1. Introduction
In December, 2019 china reported a disease with pneumonia like
conditions, resulting in respiratory malfunctioning due to some viral
attack. Later that virus proved lethal and turned into global pandemic.
World Health Organization (WHO) named the disease as “coronavirus
disease 19 (COVID-19)”. Following the international standards of
nomenclature, virus was declared as severe acute respiratory syndrome
coronavirus 2 (SARS-CoV-2) due to its taxonomic and genomic relationship
with the species of sever acute respiratory syndrome-related
coronavirus[1].
In the initial stages of pandemic, it was centered to china only but
Spain, Italy, Brazil, France, United States of America, Iran, and India
were also severely affected in short period. World had seen the major
lockdown of the history in the year 2020 to reduce the spread of CoV-2
that had greatly affected the economy of world powers. Instead of
initial precautions taken by the people, the virus affected 108M people
around the globe with 80.8M recoveries and 2.31M deaths till January
2021. World had also previously experienced corona as MERS-CoV and
SARS-CoV that had affected Middle East and other countries to a large
extent in 2012 and 2002. Coronaviruses profoundly spread in humans,
other mammals and birds mainly affecting their respiratory, liver, and
intestinal and nervous systems[2,3].
Human coronaviruses (HCoVs) were first identified in the mid-1960s. Till
now seven HCoVs are known which include two α coronaviruses CoV-229E and
CoV-NL63 and four β coronavirus as CoV-OC43, CoV-HKU1, SARS-CoV,
MERS-CoV and CoV-2 [4,5]. As CoV-2 belongs to the formerly known
family of coronaviruses it holds on to structural formations and show
close genomic similarity to the SARS-CoV. The CoV-2 harbors a linear
single-stranded positive RNA genome rapidly infecting vertebrates, named
for the crown like spikes on their surface[6]. Subsequently after
crown like surface projections it has spike protein (S), envelope
protein (E), membrane protein (M), and nucleocapsid protein (N)[7].
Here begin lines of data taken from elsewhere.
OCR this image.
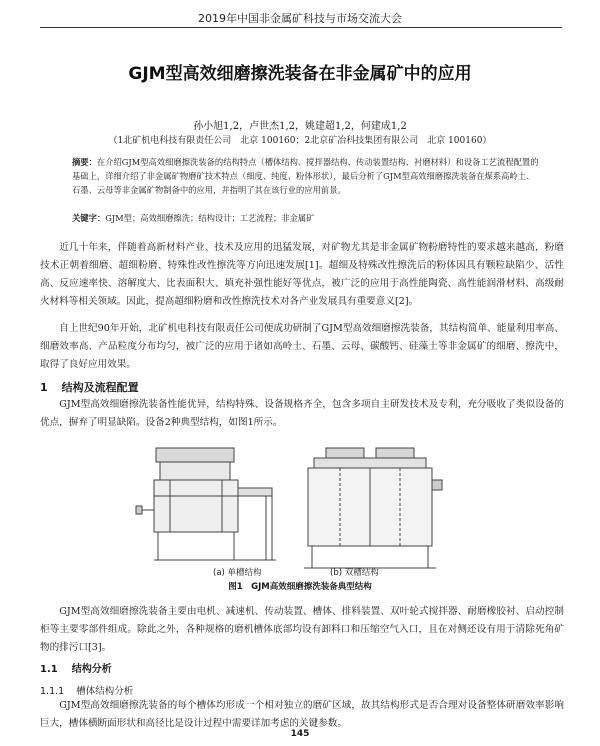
2019年中国非金属矿科技与市场交流大会
GJM型高效细磨擦洗装备在非金属矿中的应用
孙小旭1,2，卢世杰1,2，姚建超1,2，何建成1,2
（1北矿机电科技有限责任公司　北京 100160；2北京矿冶科技集团有限公司　北京 100160）
摘要：在介绍GJM型高效细磨擦洗装备的结构特点（槽体结构、搅拌器结构、传动装置结构、衬磨材料）和设备工艺流程配置的基础上，详细介绍了非金属矿物磨矿技术特点（细度、纯度、粉体形状），最后分析了GJM型高效细磨擦洗装备在煤系高岭土、石墨、云母等非金属矿物制备中的应用，并指明了其在该行业的应用前景。
关键字：GJM型；高效细磨擦洗；结构设计；工艺流程；非金属矿
近几十年来，伴随着高新材料产业、技术及应用的迅猛发展，对矿物尤其是非金属矿物粉磨特性的要求越来越高，粉磨技术正朝着细磨、超细粉磨、特殊性改性擦洗等方向迅速发展[1]。超细及特殊改性擦洗后的粉体因具有颗粒缺陷少、活性高、反应速率快、溶解度大、比表面积大、填充补强性能好等优点，被广泛的应用于高性能陶瓷、高性能润滑材料、高级耐火材料等相关领域。因此，提高超细粉磨和改性擦洗技术对各产业发展具有重要意义[2]。
自上世纪90年开始，北矿机电科技有限责任公司便成功研制了GJM型高效细磨擦洗装备，其结构简单、能量利用率高、细磨效率高、产品粒度分布均匀，被广泛的应用于诸如高岭土、石墨、云母、碳酸钙、硅藻土等非金属矿的细磨、擦洗中，取得了良好应用效果。
1 结构及流程配置
GJM型高效细磨擦洗装备性能优异，结构特殊、设备规格齐全，包含多项自主研发技术及专利，充分吸收了类似设备的优点，摒弃了明显缺陷。设备2种典型结构，如图1所示。
(a) 单槽结构	(b) 双槽结构
图1　GJM高效细磨擦洗装备典型结构
GJM型高效细磨擦洗装备主要由电机、减速机、传动装置、槽体、排料装置、双叶轮式搅拌器、耐磨橡胶衬、启动控制柜等主要零部件组成。除此之外，各种规格的磨机槽体底部均设有卸料口和压缩空气入口，且在对侧还设有用于清除死角矿物的排污口[3]。
1.1 结构分析
1.1.1 槽体结构分析
GJM型高效细磨擦洗装备的每个槽体均形成一个相对独立的磨矿区域，故其结构形式是否合理对设备整体研磨效率影响巨大，槽体横断面形状和高径比是设计过程中需要详加考虑的关键参数。
145
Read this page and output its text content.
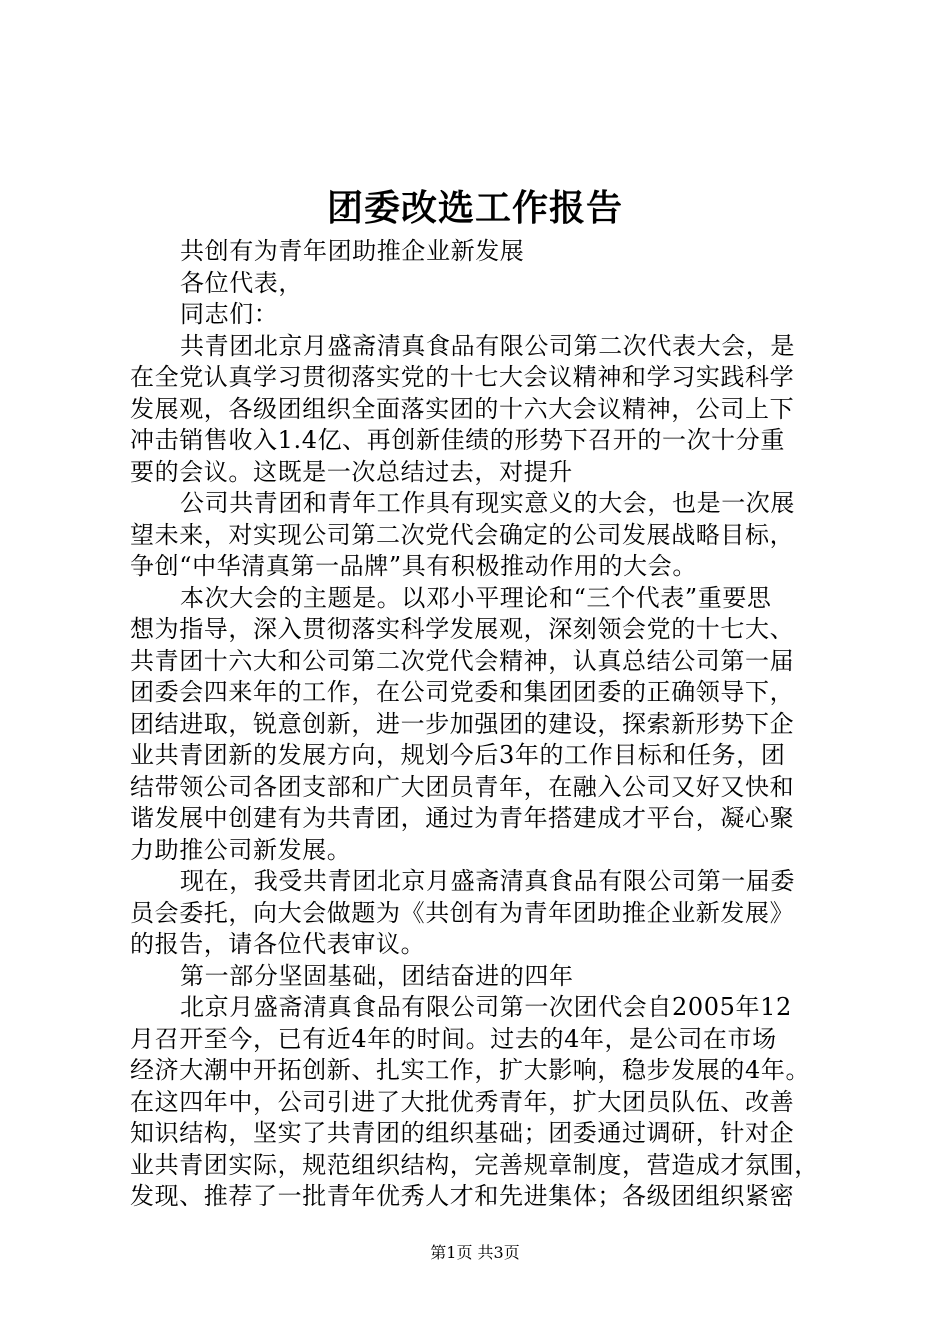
团委改选工作报告
共创有为青年团助推企业新发展
各位代表，
同志们：
共青团北京月盛斋清真食品有限公司第二次代表大会，是
在全党认真学习贯彻落实党的十七大会议精神和学习实践科学
发展观，各级团组织全面落实团的十六大会议精神，公司上下
冲击销售收入1.4亿、再创新佳绩的形势下召开的一次十分重
要的会议。这既是一次总结过去，对提升
公司共青团和青年工作具有现实意义的大会，也是一次展
望未来，对实现公司第二次党代会确定的公司发展战略目标，
争创“中华清真第一品牌”具有积极推动作用的大会。
本次大会的主题是。以邓小平理论和“三个代表”重要思
想为指导，深入贯彻落实科学发展观，深刻领会党的十七大、
共青团十六大和公司第二次党代会精神，认真总结公司第一届
团委会四来年的工作，在公司党委和集团团委的正确领导下，
团结进取，锐意创新，进一步加强团的建设，探索新形势下企
业共青团新的发展方向，规划今后3年的工作目标和任务，团
结带领公司各团支部和广大团员青年，在融入公司又好又快和
谐发展中创建有为共青团，通过为青年搭建成才平台，凝心聚
力助推公司新发展。
现在，我受共青团北京月盛斋清真食品有限公司第一届委
员会委托，向大会做题为《共创有为青年团助推企业新发展》
的报告，请各位代表审议。
第一部分坚固基础，团结奋进的四年
北京月盛斋清真食品有限公司第一次团代会自2005年12
月召开至今，已有近4年的时间。过去的4年，是公司在市场
经济大潮中开拓创新、扎实工作，扩大影响，稳步发展的4年。
在这四年中，公司引进了大批优秀青年，扩大团员队伍、改善
知识结构，坚实了共青团的组织基础；团委通过调研，针对企
业共青团实际，规范组织结构，完善规章制度，营造成才氛围，
发现、推荐了一批青年优秀人才和先进集体；各级团组织紧密
第1页 共3页
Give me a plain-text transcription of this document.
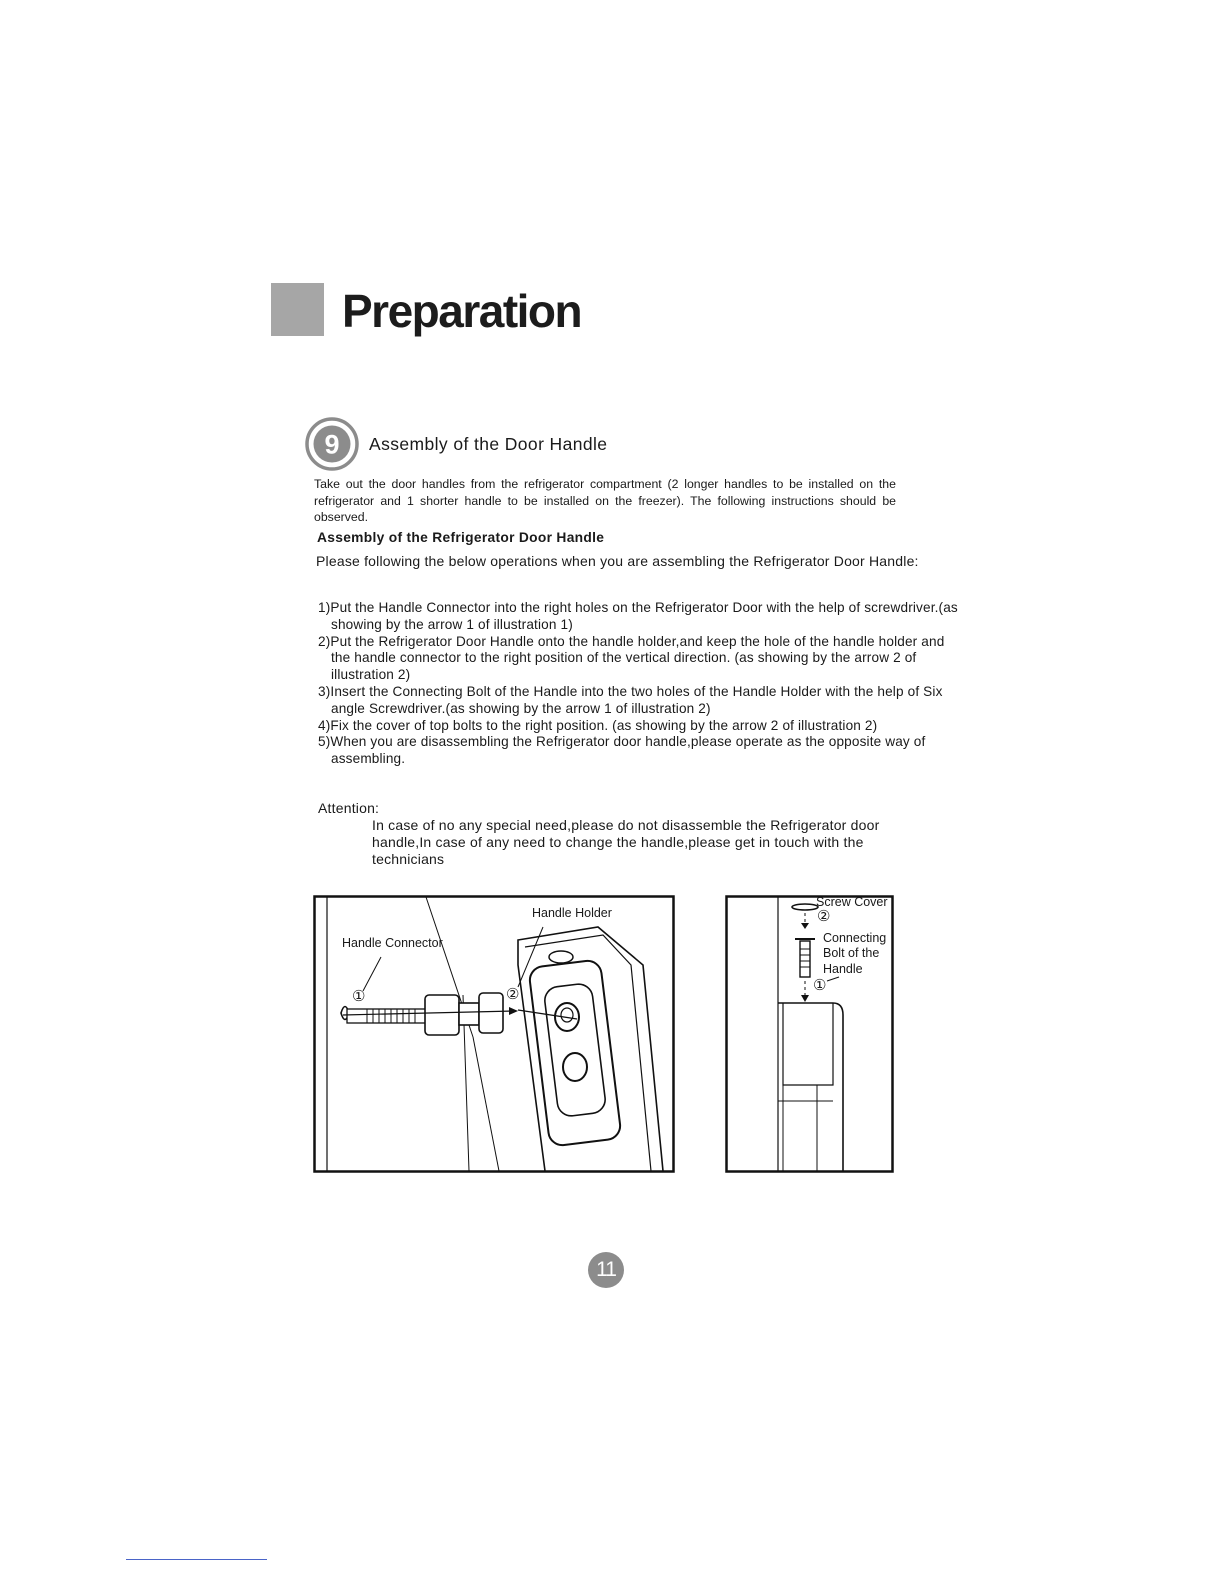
Preparation
9 Assembly of the Door Handle
Take out the door handles from the refrigerator compartment (2 longer handles to be installed on the refrigerator and 1 shorter handle to be installed on the freezer). The following instructions should be observed.
Assembly of the Refrigerator Door Handle
Please following the below operations when you are assembling the Refrigerator Door Handle:
1)Put the Handle Connector into the right holes on the Refrigerator Door with the help of screwdriver.(as showing by the arrow 1 of illustration 1)
2)Put the Refrigerator Door Handle onto the handle holder,and keep the hole of the handle holder and the handle connector to the right position of the vertical direction. (as showing by the arrow 2 of illustration 2)
3)Insert the Connecting Bolt of the Handle into the two holes of the Handle Holder with the help of Six angle Screwdriver.(as showing by the arrow 1 of illustration 2)
4)Fix the cover of top bolts to the right position. (as showing by the arrow 2 of illustration 2)
5)When you are disassembling the Refrigerator door handle,please operate as the opposite way of assembling.
Attention:
In case of no any special need,please do not disassemble the Refrigerator door handle,In case of any need to change the handle,please get in touch with the technicians
Handle Holder
Handle Connector
①	②
Screw Cover
②
Connecting
Bolt of the
Handle
①
11
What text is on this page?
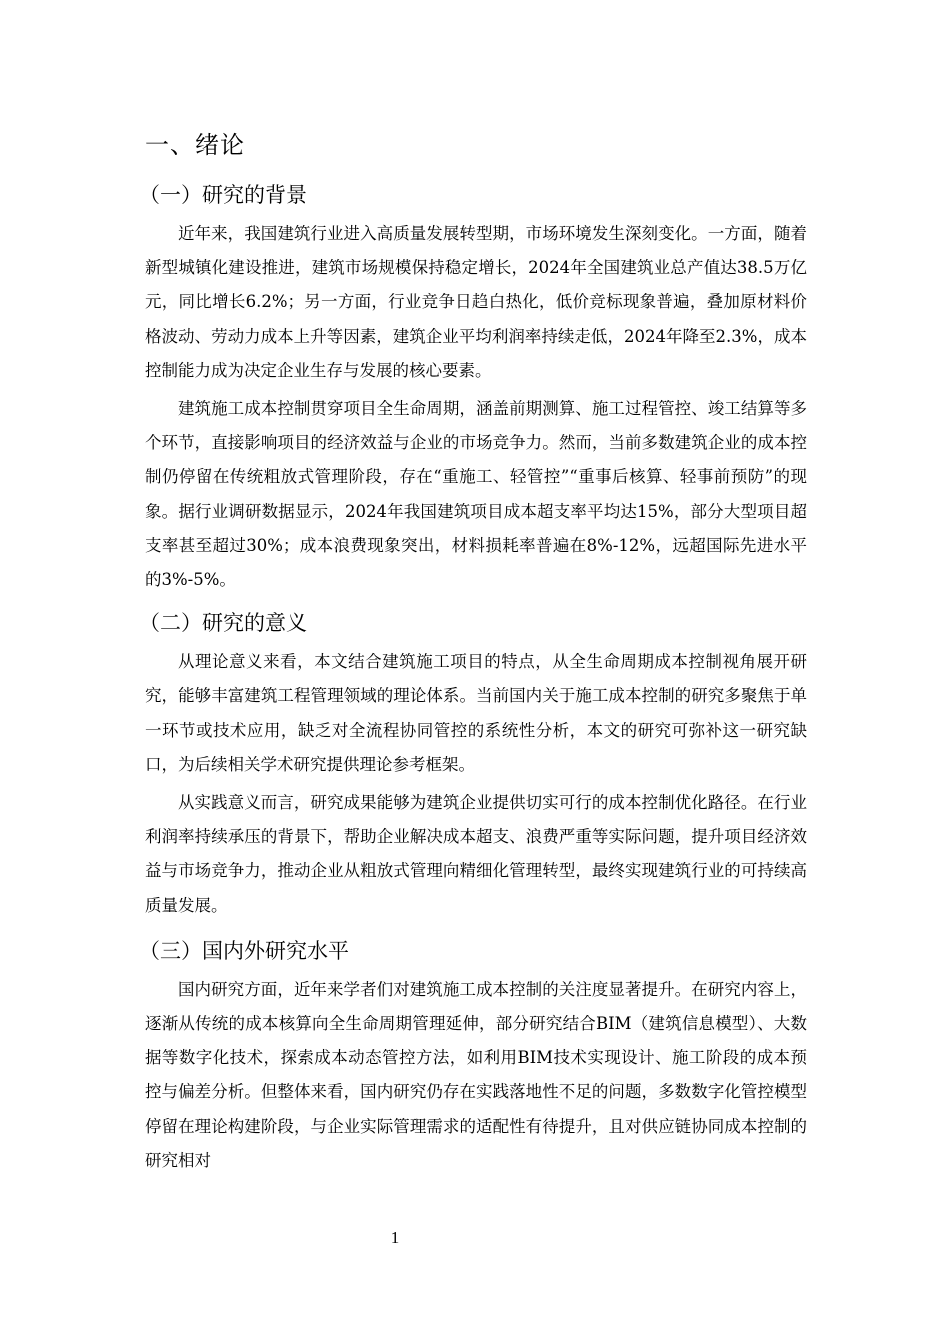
一、绪论
（一）研究的背景

近年来，我国建筑行业进入高质量发展转型期，市场环境发生深刻变化。一方面，随着新型城镇化建设推进，建筑市场规模保持稳定增长，2024年全国建筑业总产值达38.5万亿元，同比增长6.2%；另一方面，行业竞争日趋白热化，低价竞标现象普遍，叠加原材料价格波动、劳动力成本上升等因素，建筑企业平均利润率持续走低，2024年降至2.3%，成本控制能力成为决定企业生存与发展的核心要素。

建筑施工成本控制贯穿项目全生命周期，涵盖前期测算、施工过程管控、竣工结算等多个环节，直接影响项目的经济效益与企业的市场竞争力。然而，当前多数建筑企业的成本控制仍停留在传统粗放式管理阶段，存在“重施工、轻管控”“重事后核算、轻事前预防”的现象。据行业调研数据显示，2024年我国建筑项目成本超支率平均达15%，部分大型项目超支率甚至超过30%；成本浪费现象突出，材料损耗率普遍在8%-12%，远超国际先进水平的3%-5%。

（二）研究的意义

从理论意义来看，本文结合建筑施工项目的特点，从全生命周期成本控制视角展开研究，能够丰富建筑工程管理领域的理论体系。当前国内关于施工成本控制的研究多聚焦于单一环节或技术应用，缺乏对全流程协同管控的系统性分析，本文的研究可弥补这一研究缺口，为后续相关学术研究提供理论参考框架。

从实践意义而言，研究成果能够为建筑企业提供切实可行的成本控制优化路径。在行业利润率持续承压的背景下，帮助企业解决成本超支、浪费严重等实际问题，提升项目经济效益与市场竞争力，推动企业从粗放式管理向精细化管理转型，最终实现建筑行业的可持续高质量发展。

（三）国内外研究水平

国内研究方面，近年来学者们对建筑施工成本控制的关注度显著提升。在研究内容上，逐渐从传统的成本核算向全生命周期管理延伸，部分研究结合BIM（建筑信息模型）、大数据等数字化技术，探索成本动态管控方法，如利用BIM技术实现设计、施工阶段的成本预控与偏差分析。但整体来看，国内研究仍存在实践落地性不足的问题，多数数字化管控模型停留在理论构建阶段，与企业实际管理需求的适配性有待提升，且对供应链协同成本控制的研究相对

1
These structural proteins are responsible for viral replication,
virion-receptor attachments and thus involved in pathogenicity,
spreading, and entry of virus into host organism.
Within a short period of time the virus shows its mutating ability,
giving rise to new resistant more pathogenic strains which could be more
difficult to counter. It may void the drugs designed against CoV-2 or
may reduce the vaccine efficacy due to large number of variants. Genomic
composition of CoV-2 shows 12 functional ORFs (open reading frames), 11
protein coding genes, with 12 expressed proteins and 5′ capped mRNA
consist of 38% GC content with poly-A tail at 3′ end followed by
UTR[6]. The ORFs are arranged on mRNA of CoV-2 as ORF1a, ORF1b,
Spike (S), ORF3a, Envelope (E), Membrane (M), ORF6, ORF7a, ORF7b, ORF8,
nucleocapsid (N), and ORF10 [8] (Figure 1). The genome of CoV-2
encodes 16 non-structural proteins (NSPs), four structural proteins, and
other polyprotein1a and polyprotein1b[9]. Among the NSPs, replicase
and protease are important for the viral genome replication, along with
structural proteins and also potential drug targets [7,10,11].
Although both, structural and non-structural proteins of CoV-2 are
important to investigate, here we investigated the variations, existed
only in structural proteins because of their potential drug targets and
vaccinal importance. This is the first comprehensive study in which we
screened 2,95,000 complete genomes of SARS-CoV-2 for variants in the
structural proteins. Exploring the degree of variations in the important
target proteins might be helpful in projecting the pathogenicity and
transmission of CoV-2 strains around world. Presence of large variations
may lead to the confirmational changes in the targets, leading to
therapeutic failure. Diagnostic accuracy may also be affected if proper
screening has not been performed. Alternatively, geographic strains
specific vaccine and antiviral might be more effective.